### Demo "Airbnb simplified"

In this notebook, we will show you step-by-step how to download the "Airbnb simplified" dataset, explain the structure and sample the data.

The original "Airbnb" dataset can be found in Kaggle, this dataset version has been simplified. There are 1000 entries in the "users" table and their corresponding entries to the "sessions" table, in this case 26987 entries.

**users**

It is the main table of the dataset, its primary key is "id".

Contains information about each user.

**sessions**

It is a children's table of "users", it has no primary key and its foreign key is "user"

### 1. Download the demo data

To download the demo data we will use the `load_demo` method. In this example we will use the **airbnb-simplified** dataset. Datasets will be downloaded from an Amazon S3 bucket.

In [1]:
from sdv import load_demo

metadata, tables = load_demo(dataset_name='airbnb-simplified', metadata=True)

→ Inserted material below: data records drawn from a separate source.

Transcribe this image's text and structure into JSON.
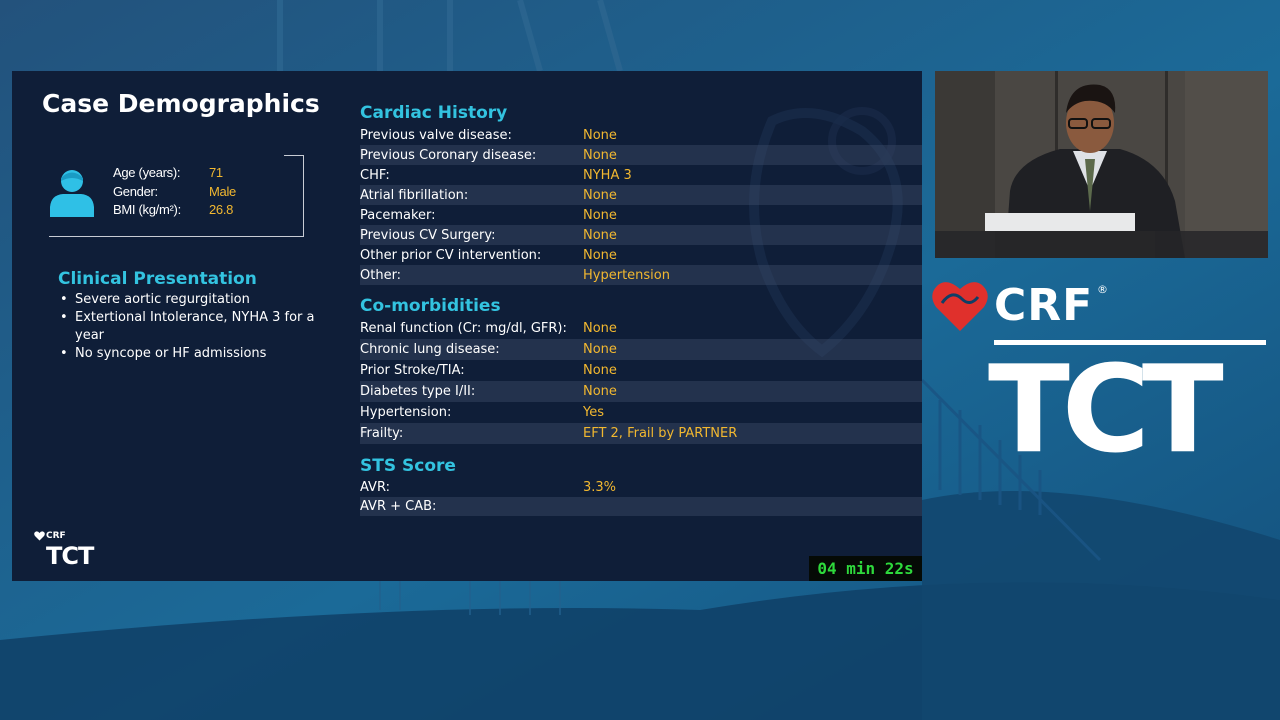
{
  "slide": {
    "title": "Case Demographics",
    "demographics": [
      {
        "label": "Age (years):",
        "value": "71"
      },
      {
        "label": "Gender:",
        "value": "Male"
      },
      {
        "label": "BMI (kg/m²):",
        "value": "26.8"
      }
    ],
    "clinical_presentation": {
      "heading": "Clinical Presentation",
      "items": [
        "Severe aortic regurgitation",
        "Extertional Intolerance, NYHA 3 for a year",
        "No syncope or HF admissions"
      ]
    },
    "cardiac_history": {
      "heading": "Cardiac History",
      "rows": [
        {
          "label": "Previous valve disease:",
          "value": "None"
        },
        {
          "label": "Previous Coronary disease:",
          "value": "None"
        },
        {
          "label": "CHF:",
          "value": "NYHA 3"
        },
        {
          "label": "Atrial fibrillation:",
          "value": "None"
        },
        {
          "label": "Pacemaker:",
          "value": "None"
        },
        {
          "label": "Previous CV Surgery:",
          "value": "None"
        },
        {
          "label": "Other prior CV intervention:",
          "value": "None"
        },
        {
          "label": "Other:",
          "value": "Hypertension"
        }
      ]
    },
    "comorbidities": {
      "heading": "Co-morbidities",
      "rows": [
        {
          "label": "Renal function (Cr: mg/dl, GFR):",
          "value": "None"
        },
        {
          "label": "Chronic lung disease:",
          "value": "None"
        },
        {
          "label": "Prior Stroke/TIA:",
          "value": "None"
        },
        {
          "label": "Diabetes type I/II:",
          "value": "None"
        },
        {
          "label": "Hypertension:",
          "value": "Yes"
        },
        {
          "label": "Frailty:",
          "value": "EFT 2, Frail by PARTNER"
        }
      ]
    },
    "sts_score": {
      "heading": "STS Score",
      "rows": [
        {
          "label": "AVR:",
          "value": "3.3%"
        },
        {
          "label": "AVR + CAB:",
          "value": ""
        }
      ]
    },
    "small_logo": {
      "crf": "CRF",
      "tct": "TCT"
    }
  },
  "timer": "04 min 22s",
  "brand": {
    "crf": "CRF",
    "registered": "®",
    "tct": "TCT"
  },
  "colors": {
    "accent_cyan": "#33c3e0",
    "value_gold": "#f2b830",
    "heart_red": "#e0302c",
    "timer_green": "#2ed93c",
    "slide_bg": "#0f1e38"
  }
}
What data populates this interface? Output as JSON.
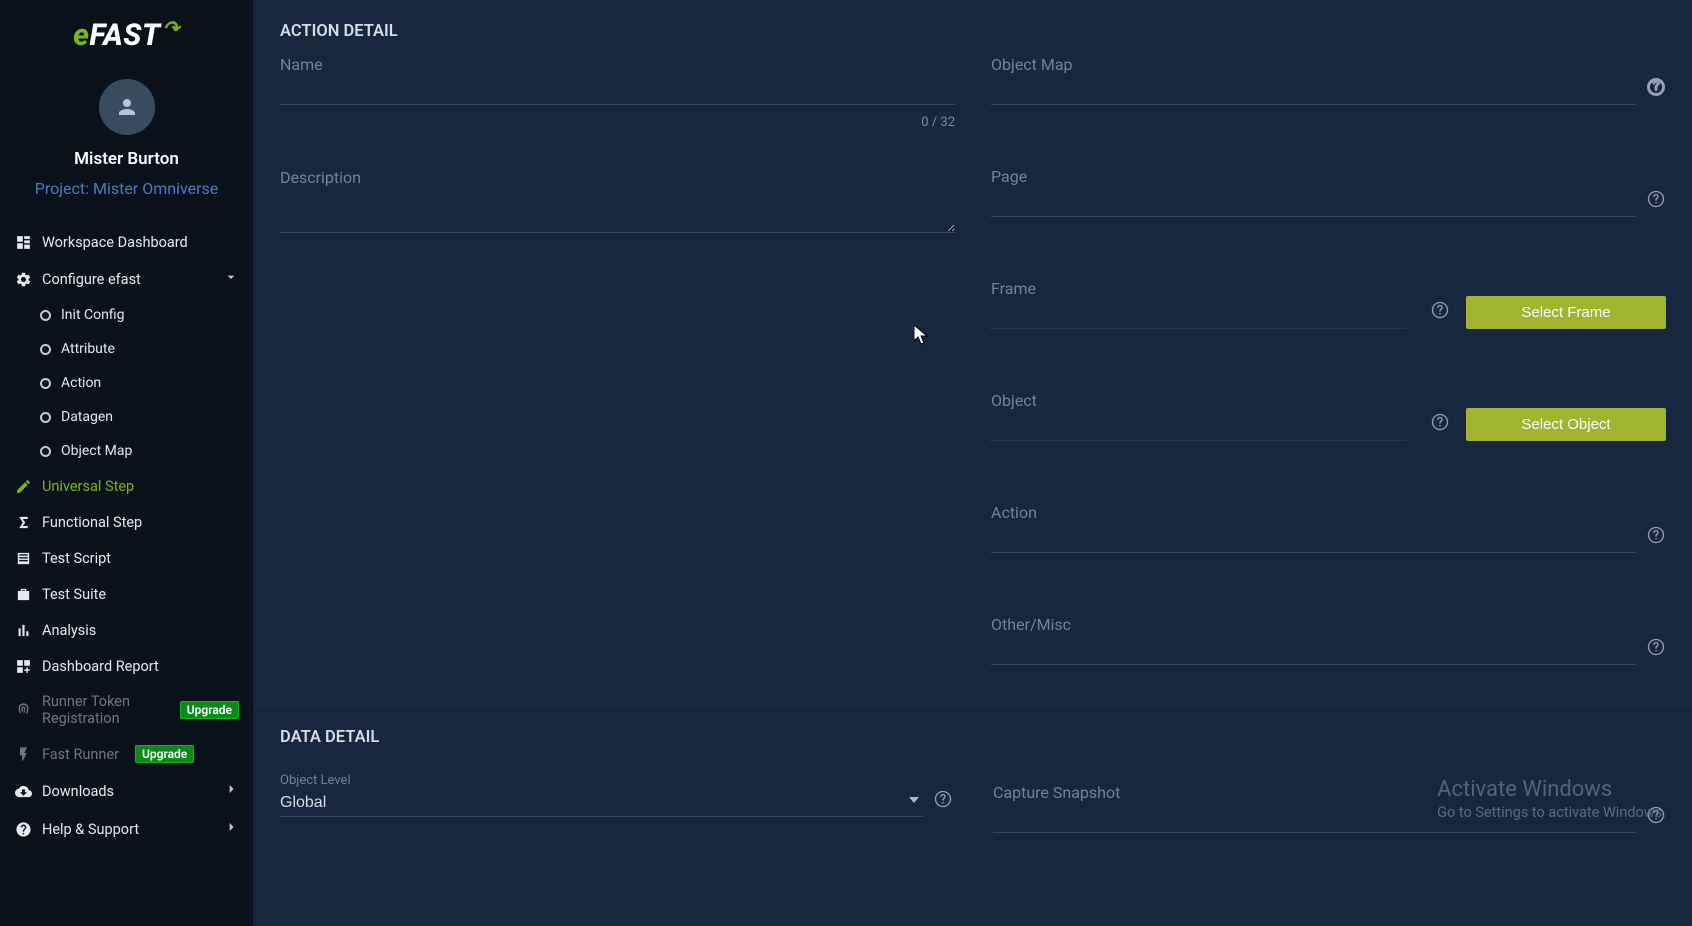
{
  "brand": {
    "prefix": "e",
    "main": "FAST"
  },
  "user": {
    "name": "Mister Burton",
    "project_prefix": "Project:",
    "project_name": "Mister Omniverse"
  },
  "sidebar": {
    "workspace": "Workspace Dashboard",
    "configure": "Configure efast",
    "sub": {
      "init": "Init Config",
      "attribute": "Attribute",
      "action": "Action",
      "datagen": "Datagen",
      "objectmap": "Object Map"
    },
    "universal": "Universal Step",
    "functional": "Functional Step",
    "testscript": "Test Script",
    "testsuite": "Test Suite",
    "analysis": "Analysis",
    "dashreport": "Dashboard Report",
    "runner_token": "Runner Token Registration",
    "fast_runner": "Fast Runner",
    "downloads": "Downloads",
    "help": "Help & Support",
    "badge_upgrade": "Upgrade"
  },
  "sections": {
    "action_detail": "ACTION DETAIL",
    "data_detail": "DATA DETAIL"
  },
  "fields": {
    "name": "Name",
    "name_counter": "0 / 32",
    "description": "Description",
    "object_map": "Object Map",
    "page": "Page",
    "frame": "Frame",
    "object": "Object",
    "action": "Action",
    "other": "Other/Misc",
    "object_level": "Object Level",
    "object_level_value": "Global",
    "capture_snapshot": "Capture Snapshot"
  },
  "buttons": {
    "select_frame": "Select Frame",
    "select_object": "Select Object"
  },
  "watermark": {
    "title": "Activate Windows",
    "sub": "Go to Settings to activate Windows."
  }
}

INFO - Downloading dataset airbnb-simplified from https://sdv-demos.s3.eu-west-3.amazonaws.com/airbnb-simplified.zip
INFO - Extracting dataset into /home/josedavid/Projects/SDV/sdv/data


By default, datasets will be downloaded to the "data" folder within SDV. If SDV is installed via pip, the data will be stored in the virtual environment. You can change the output path using the "data_path" argument.

In [None]:
from sdv import load_demo

metadata, tables = load_demo(
    dataset_name='airbnb-simplified',
    data_path='/home/josedavid/.sdv',
    metadata=True
)

### 2. Create an instance of SDV

Once the data is downloaded, we can create a new instance of SDV.

In [2]:
from sdv import SDV

sdv = SDV()

### 3. Train the model

Once the SDV object has been created, we must fit the model.

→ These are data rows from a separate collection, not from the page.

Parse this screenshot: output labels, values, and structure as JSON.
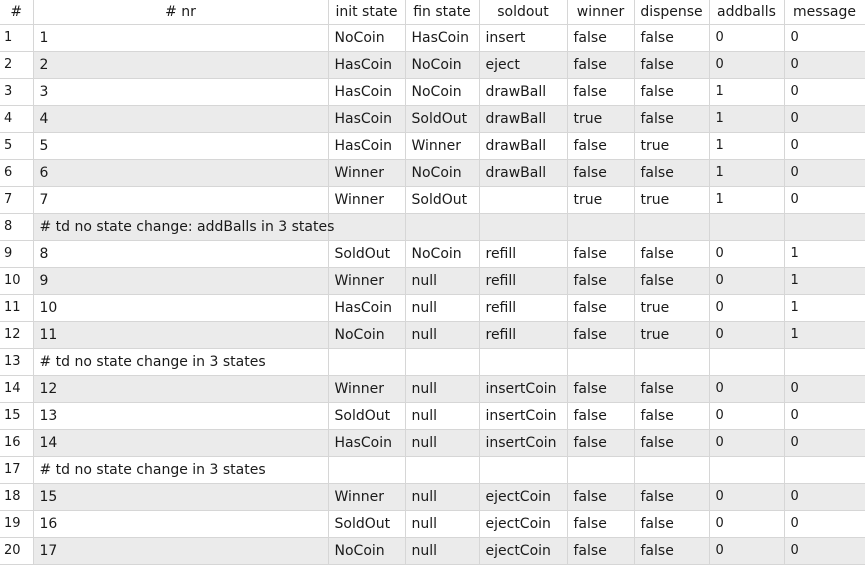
{
  "headers": [
    "#",
    "# nr",
    "init state",
    "fin state",
    "soldout",
    "winner",
    "dispense",
    "addballs",
    "message"
  ],
  "rows": [
    {
      "n": "1",
      "alt": false,
      "cells": [
        "1",
        "NoCoin",
        "HasCoin",
        "insert",
        "false",
        "false",
        "0",
        "0"
      ]
    },
    {
      "n": "2",
      "alt": true,
      "cells": [
        "2",
        "HasCoin",
        "NoCoin",
        "eject",
        "false",
        "false",
        "0",
        "0"
      ]
    },
    {
      "n": "3",
      "alt": false,
      "cells": [
        "3",
        "HasCoin",
        "NoCoin",
        "drawBall",
        "false",
        "false",
        "1",
        "0"
      ]
    },
    {
      "n": "4",
      "alt": true,
      "cells": [
        "4",
        "HasCoin",
        "SoldOut",
        "drawBall",
        "true",
        "false",
        "1",
        "0"
      ]
    },
    {
      "n": "5",
      "alt": false,
      "cells": [
        "5",
        "HasCoin",
        "Winner",
        "drawBall",
        "false",
        "true",
        "1",
        "0"
      ]
    },
    {
      "n": "6",
      "alt": true,
      "cells": [
        "6",
        "Winner",
        "NoCoin",
        "drawBall",
        "false",
        "false",
        "1",
        "0"
      ]
    },
    {
      "n": "7",
      "alt": false,
      "cells": [
        "7",
        "Winner",
        "SoldOut",
        "",
        "true",
        "true",
        "1",
        "0"
      ]
    },
    {
      "n": "8",
      "alt": true,
      "comment": "# td no state change: addBalls in 3 states"
    },
    {
      "n": "9",
      "alt": false,
      "cells": [
        "8",
        "SoldOut",
        "NoCoin",
        "refill",
        "false",
        "false",
        "0",
        "1"
      ]
    },
    {
      "n": "10",
      "alt": true,
      "cells": [
        "9",
        "Winner",
        "null",
        "refill",
        "false",
        "false",
        "0",
        "1"
      ]
    },
    {
      "n": "11",
      "alt": false,
      "cells": [
        "10",
        "HasCoin",
        "null",
        "refill",
        "false",
        "true",
        "0",
        "1"
      ]
    },
    {
      "n": "12",
      "alt": true,
      "cells": [
        "11",
        "NoCoin",
        "null",
        "refill",
        "false",
        "true",
        "0",
        "1"
      ]
    },
    {
      "n": "13",
      "alt": false,
      "comment": "# td no state change in 3 states"
    },
    {
      "n": "14",
      "alt": true,
      "cells": [
        "12",
        "Winner",
        "null",
        "insertCoin",
        "false",
        "false",
        "0",
        "0"
      ]
    },
    {
      "n": "15",
      "alt": false,
      "cells": [
        "13",
        "SoldOut",
        "null",
        "insertCoin",
        "false",
        "false",
        "0",
        "0"
      ]
    },
    {
      "n": "16",
      "alt": true,
      "cells": [
        "14",
        "HasCoin",
        "null",
        "insertCoin",
        "false",
        "false",
        "0",
        "0"
      ]
    },
    {
      "n": "17",
      "alt": false,
      "comment": "# td no state change in 3 states"
    },
    {
      "n": "18",
      "alt": true,
      "cells": [
        "15",
        "Winner",
        "null",
        "ejectCoin",
        "false",
        "false",
        "0",
        "0"
      ]
    },
    {
      "n": "19",
      "alt": false,
      "cells": [
        "16",
        "SoldOut",
        "null",
        "ejectCoin",
        "false",
        "false",
        "0",
        "0"
      ]
    },
    {
      "n": "20",
      "alt": true,
      "cells": [
        "17",
        "NoCoin",
        "null",
        "ejectCoin",
        "false",
        "false",
        "0",
        "0"
      ]
    }
  ]
}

We just need to call the "fit" method with the previous metadata and the tables from the csv files.

In [3]:
sdv.fit(metadata, tables=tables)

INFO - Modeling users
INFO - Loading transformer DatetimeTransformer for field date_account_created
INFO - Loading transformer DatetimeTransformer for field timestamp_first_active
INFO - Loading transformer DatetimeTransformer for field date_first_booking
INFO - Loading transformer CategoricalTransformer for field gender
INFO - Loading transformer NumericalTransformer for field age
INFO - Loading transformer CategoricalTransformer for field signup_method
INFO - Loading transformer CategoricalTransformer for field signup_flow
INFO - Loading transformer CategoricalTransformer for field language
INFO - Loading transformer CategoricalTransformer for field affiliate_channel
INFO - Loading transformer CategoricalTransformer for field affiliate_provider
INFO - Loading transformer CategoricalTransformer for field first_affiliate_tracked
INFO - Loading transformer CategoricalTransformer for field signup_app
INFO - Loading transformer CategoricalTransformer for field first_device_type
INFO - Loa

### 4. Data sampling

After fitting the model, we are ready to generate data. To create data for all the tables we will call "sample_all" method.

In [4]:
samples = sdv.sample_all()

In [None]:
samples['users'].head()

In [None]:
samples['sessions'].head()

This function will return a dictionary with all tables in the dataset with a dataframe for each table.

Alternatively, we can sample, table by table, by calling the "sample" method with the table name and the number of rows to sample.

In [None]:
sample_users = sdv.sample('users', 5)
sample_sessions = sdv.sample('sessions', 5)

### 5. Data evaluation

Once you have generated sample data, we may want to evaluate them.

SDV implements an evaluation package to calculate scores using different descriptors and metrics. In this example, we will use metrics and descriptors by default.

In [5]:
from sdv.evaluation import evaluate

evaluate(tables, samples)

  return 1 - (numerator / denominator)


mse         inf
rmse        inf
r2_score    NaN
dtype: float64